Participant in the Guatemalan Civil War
MLN Logo.svg
Movimiento de Liberación Nacional Flag
Active 1966 – 1978
Ideology Anticommunism
Leaders Raúl Lorenzana
Area of operations Guatemala
Part of Guatemala Armed Forces (non-sanctioned)
Allies Guatemala Armed Forces
Opponents Guatemalan Party of Labor
Battles and wars paramilitary unit trained in kidnapping and torture

Mano Blanca (English: White Hand), was a Guatemalan right-wing, anti-communist death squad, set up in 1966 to prevent Julio César Méndez Montenegro from being inaugurated as the president of Guatemala. While initially autonomous from the government, it was absorbed into the Guatemalan State's counter-terror apparatus and evolved into a paramilitary unit of the Guatemalan armed forces, and was responsible for the murder and torture of thousands of people in rural Guatemala. The group received support from the Guatemalan army and government, as well as from the United States. The group was officially known as the Movimiento de Acción Nacionalista Organizado (English: Movement of Organized Nationalist Action) which gives the acronym "MANO," (Spanish: hand). The group was variously known by its full name, by MANO, or most popularly by Mano Blanca, or "White Hand."
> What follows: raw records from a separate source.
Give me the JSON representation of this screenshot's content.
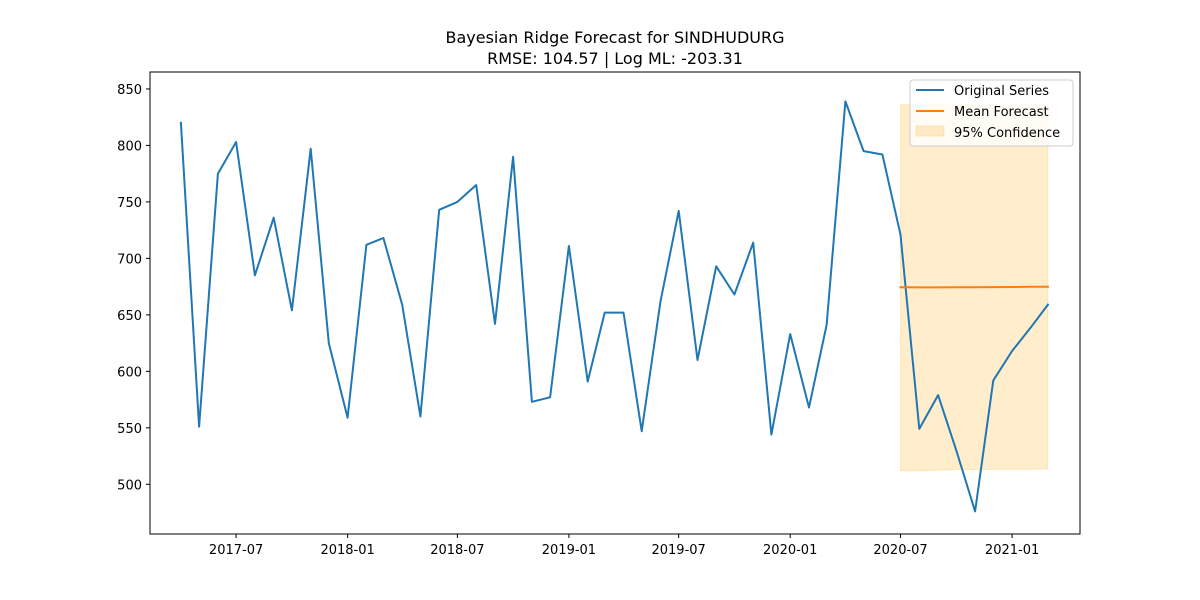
{
  "chart_data": {
    "type": "line",
    "title": "Bayesian Ridge Forecast for SINDHUDURG",
    "subtitle": "RMSE: 104.57 | Log ML: -203.31",
    "xlabel": "",
    "ylabel": "",
    "xlim": [
      "2017-02-09",
      "2021-04-23"
    ],
    "ylim": [
      456,
      865
    ],
    "x_ticks": [
      "2017-07",
      "2018-01",
      "2018-07",
      "2019-01",
      "2019-07",
      "2020-01",
      "2020-07",
      "2021-01"
    ],
    "y_ticks": [
      500,
      550,
      600,
      650,
      700,
      750,
      800,
      850
    ],
    "grid": false,
    "legend_position": "top-right",
    "series": [
      {
        "name": "Original Series",
        "kind": "line",
        "color": "#1f77b4",
        "x": [
          "2017-04-01",
          "2017-05-01",
          "2017-06-01",
          "2017-07-01",
          "2017-08-01",
          "2017-09-01",
          "2017-10-01",
          "2017-11-01",
          "2017-12-01",
          "2018-01-01",
          "2018-02-01",
          "2018-03-01",
          "2018-04-01",
          "2018-05-01",
          "2018-06-01",
          "2018-07-01",
          "2018-08-01",
          "2018-09-01",
          "2018-10-01",
          "2018-11-01",
          "2018-12-01",
          "2019-01-01",
          "2019-02-01",
          "2019-03-01",
          "2019-04-01",
          "2019-05-01",
          "2019-06-01",
          "2019-07-01",
          "2019-08-01",
          "2019-09-01",
          "2019-10-01",
          "2019-11-01",
          "2019-12-01",
          "2020-01-01",
          "2020-02-01",
          "2020-03-01",
          "2020-04-01",
          "2020-05-01",
          "2020-06-01",
          "2020-07-01",
          "2020-08-01",
          "2020-09-01",
          "2020-10-01",
          "2020-11-01",
          "2020-12-01",
          "2021-01-01",
          "2021-02-01",
          "2021-03-01"
        ],
        "y": [
          820,
          551,
          775,
          803,
          685,
          736,
          654,
          797,
          625,
          559,
          712,
          718,
          659,
          560,
          743,
          750,
          765,
          642,
          790,
          573,
          577,
          711,
          591,
          652,
          652,
          547,
          662,
          742,
          610,
          693,
          668,
          714,
          544,
          633,
          568,
          641,
          839,
          795,
          792,
          721,
          549,
          579,
          530,
          476,
          592,
          618,
          639,
          659
        ]
      },
      {
        "name": "Mean Forecast",
        "kind": "line",
        "color": "#ff7f0e",
        "x": [
          "2020-07-01",
          "2020-08-01",
          "2020-09-01",
          "2020-10-01",
          "2020-11-01",
          "2020-12-01",
          "2021-01-01",
          "2021-02-01",
          "2021-03-01"
        ],
        "y": [
          674.5,
          674.3,
          674.3,
          674.4,
          674.5,
          674.6,
          674.7,
          674.8,
          674.9
        ]
      },
      {
        "name": "95% Confidence",
        "kind": "band",
        "color": "#ffa500",
        "opacity": 0.2,
        "x": [
          "2020-07-01",
          "2020-08-01",
          "2020-09-01",
          "2020-10-01",
          "2020-11-01",
          "2020-12-01",
          "2021-01-01",
          "2021-02-01",
          "2021-03-01"
        ],
        "lower": [
          512,
          512,
          512.5,
          513,
          513,
          513.2,
          513.3,
          513.4,
          513.5
        ],
        "upper": [
          836,
          836,
          836,
          836,
          836,
          836,
          836,
          836,
          836
        ]
      }
    ]
  }
}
The United States backed coup in 1954 brought Carlos Castillo Armas to power. Along with other people with fascist leanings, he started the National Liberation Movement (Movimiento de Liberación Nacional, or MLN). The founders of the party described it as the "party of organized violence." The new government promptly reversed the democratic reforms initiated during the Guatemalan Revolution and the agrarian reform program that was the main project of president Jacobo Arbenz Guzman and which directly impacted the interests of both the United Fruit Company and the Guatemalan landowners.

After the 1954 coup d'état, the MLN became in effect the party of the Guatemalan landowners and military. However, the leftist guerrillas in the country were very active during the 1960s, especially after a failed coup on November 13, 1960 by progressive army officers who wished to set up a democratic government. In response to this threat, the Guatemalan government acted on the advice of the military attache at the United States embassy and helped set up several vigilante groups throughout the country. The establishment of several new government death squads also coincided with a rise in US involvement with the counter-insurgency, with the transfer of weapons and techniques that had been used in the Vietnam War. A thousand Green Berets were also sent by the United States, along with military consultants, some of whom were implicated in the setting up of the death squads.